El premio Nobel insiste en sus críticas al movimiento feminista durante la presentación de su autobiografía intelectual El llamado de la Tribu en Chile, donde recordó que estuvo “en una polémica en España porque una feminista de esta corriente estaba contra Nabokov por Lolita, que era un pedófilo por este personaje que viola a una niña, pero con ese criterio la literatura desaparecería”.
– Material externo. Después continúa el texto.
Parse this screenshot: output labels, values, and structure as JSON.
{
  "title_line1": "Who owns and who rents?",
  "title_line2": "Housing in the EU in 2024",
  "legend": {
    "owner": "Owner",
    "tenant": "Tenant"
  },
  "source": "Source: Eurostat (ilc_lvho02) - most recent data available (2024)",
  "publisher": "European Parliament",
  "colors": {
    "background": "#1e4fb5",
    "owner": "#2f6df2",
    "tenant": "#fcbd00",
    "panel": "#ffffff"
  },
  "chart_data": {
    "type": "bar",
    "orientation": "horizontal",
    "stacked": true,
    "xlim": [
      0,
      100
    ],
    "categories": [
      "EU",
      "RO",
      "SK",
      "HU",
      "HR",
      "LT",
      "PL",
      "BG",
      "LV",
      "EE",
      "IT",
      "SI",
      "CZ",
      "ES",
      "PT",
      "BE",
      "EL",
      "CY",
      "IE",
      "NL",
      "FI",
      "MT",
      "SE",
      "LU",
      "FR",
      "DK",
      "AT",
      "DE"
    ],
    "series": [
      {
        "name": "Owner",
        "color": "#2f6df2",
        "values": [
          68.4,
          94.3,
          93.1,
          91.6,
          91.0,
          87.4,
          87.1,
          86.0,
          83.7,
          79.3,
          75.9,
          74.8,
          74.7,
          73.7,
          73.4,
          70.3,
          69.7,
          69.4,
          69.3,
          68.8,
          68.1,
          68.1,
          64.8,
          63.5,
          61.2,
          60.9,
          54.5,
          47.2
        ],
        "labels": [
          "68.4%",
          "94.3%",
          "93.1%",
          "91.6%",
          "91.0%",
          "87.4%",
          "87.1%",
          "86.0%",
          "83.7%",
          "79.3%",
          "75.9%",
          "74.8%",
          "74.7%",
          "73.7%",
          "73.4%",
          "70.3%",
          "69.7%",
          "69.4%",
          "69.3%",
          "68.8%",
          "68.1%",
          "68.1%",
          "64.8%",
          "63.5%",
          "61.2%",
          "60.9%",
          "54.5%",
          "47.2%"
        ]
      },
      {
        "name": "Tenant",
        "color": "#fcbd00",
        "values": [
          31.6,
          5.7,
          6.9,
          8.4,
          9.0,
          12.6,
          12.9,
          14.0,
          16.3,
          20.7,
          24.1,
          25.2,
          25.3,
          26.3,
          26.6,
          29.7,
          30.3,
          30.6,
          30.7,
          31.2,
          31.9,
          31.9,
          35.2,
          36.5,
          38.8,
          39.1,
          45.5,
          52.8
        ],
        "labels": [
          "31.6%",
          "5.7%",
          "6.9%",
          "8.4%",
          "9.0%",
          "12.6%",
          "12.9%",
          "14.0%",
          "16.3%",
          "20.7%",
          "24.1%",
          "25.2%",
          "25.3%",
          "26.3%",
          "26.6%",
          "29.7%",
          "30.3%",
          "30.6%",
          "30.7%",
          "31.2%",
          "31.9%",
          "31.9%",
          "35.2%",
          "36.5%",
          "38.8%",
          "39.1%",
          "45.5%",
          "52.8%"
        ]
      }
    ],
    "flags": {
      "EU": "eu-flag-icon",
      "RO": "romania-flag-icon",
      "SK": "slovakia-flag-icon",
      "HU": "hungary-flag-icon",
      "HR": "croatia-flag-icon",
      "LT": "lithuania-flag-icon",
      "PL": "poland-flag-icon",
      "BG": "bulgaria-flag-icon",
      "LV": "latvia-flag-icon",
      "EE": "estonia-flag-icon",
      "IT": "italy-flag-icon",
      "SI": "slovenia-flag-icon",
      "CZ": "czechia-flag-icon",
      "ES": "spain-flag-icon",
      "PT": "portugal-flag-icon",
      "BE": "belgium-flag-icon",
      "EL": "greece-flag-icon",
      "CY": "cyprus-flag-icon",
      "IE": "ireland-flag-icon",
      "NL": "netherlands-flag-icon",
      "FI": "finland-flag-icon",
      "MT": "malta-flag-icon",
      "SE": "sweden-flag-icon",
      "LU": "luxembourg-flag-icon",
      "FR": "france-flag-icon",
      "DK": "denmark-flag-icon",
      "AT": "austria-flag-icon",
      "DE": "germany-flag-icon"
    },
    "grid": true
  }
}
Su último libro es una suerte de mapa de los pensadores liberales que lo ayudaron a desarrollar un nuevo cuerpo de ideas después de lo que el peruano llama “el gran trauma ideológico” que le produjo el desencanto con la Revolución Cubana y el distanciamiento de las ideas de Jean-Paul Sartre, el autor que más lo había inspirado en su juventud.

En la presentación Vargas Llosa aseguró que cree “que el feminismo esencialmente tiene razón, hay una injusticia que tiene muchos siglos detrás en la que la mujer ha sido un ciudadano de segunda clase, que ha sido discriminada, que todavía en las sociedades más avanzadas a igual trabajo una mujer no gana lo mismo que un hombre, en fin, creo que hoy en día hay muchísimas razones para apoyar el feminismo”.

 “Ahora, desgraciadamente con el feminismo ocurre que hay una rama, un sector que defendiendo ideales justos se ha convertido en una dogmática, en algo absolutamente intolerante, en algo autoritario, y creo que eso debe ser combatido, sin complejo de inferioridad”, agregó el peruano.

“Recientemente, estuve en una polémica en España porque una feminista de esta corriente estaba contra (el escritor de origen ruso) Nabokov por Lolita, que era un pedófilo por este personaje que viola a una niña, pero con ese criterio la literatura desaparecería”, dijo Vargas Llosa.

Luego siguió: “Era resucitar una inquisición más feroz que la histórica, tratando de introducir la corrección política en un género, en un quehacer que es la incorrección no solo política sino que también social, filosófica, sexual, encarnada. Es una especie de contracorriente que se enfrenta a lo establecido, que resucita todos los demonios que queremos enterrar en la vida para hacer la sociedad posible”.

Según el Premio Nobel de Literatura 2010, “si quiere que haya literatura tiene que aceptar enfrentarse a esos demonios que la literatura resucita y las feministas tienen que entenderlo a no ser que quieran que la literatura desaparezca”.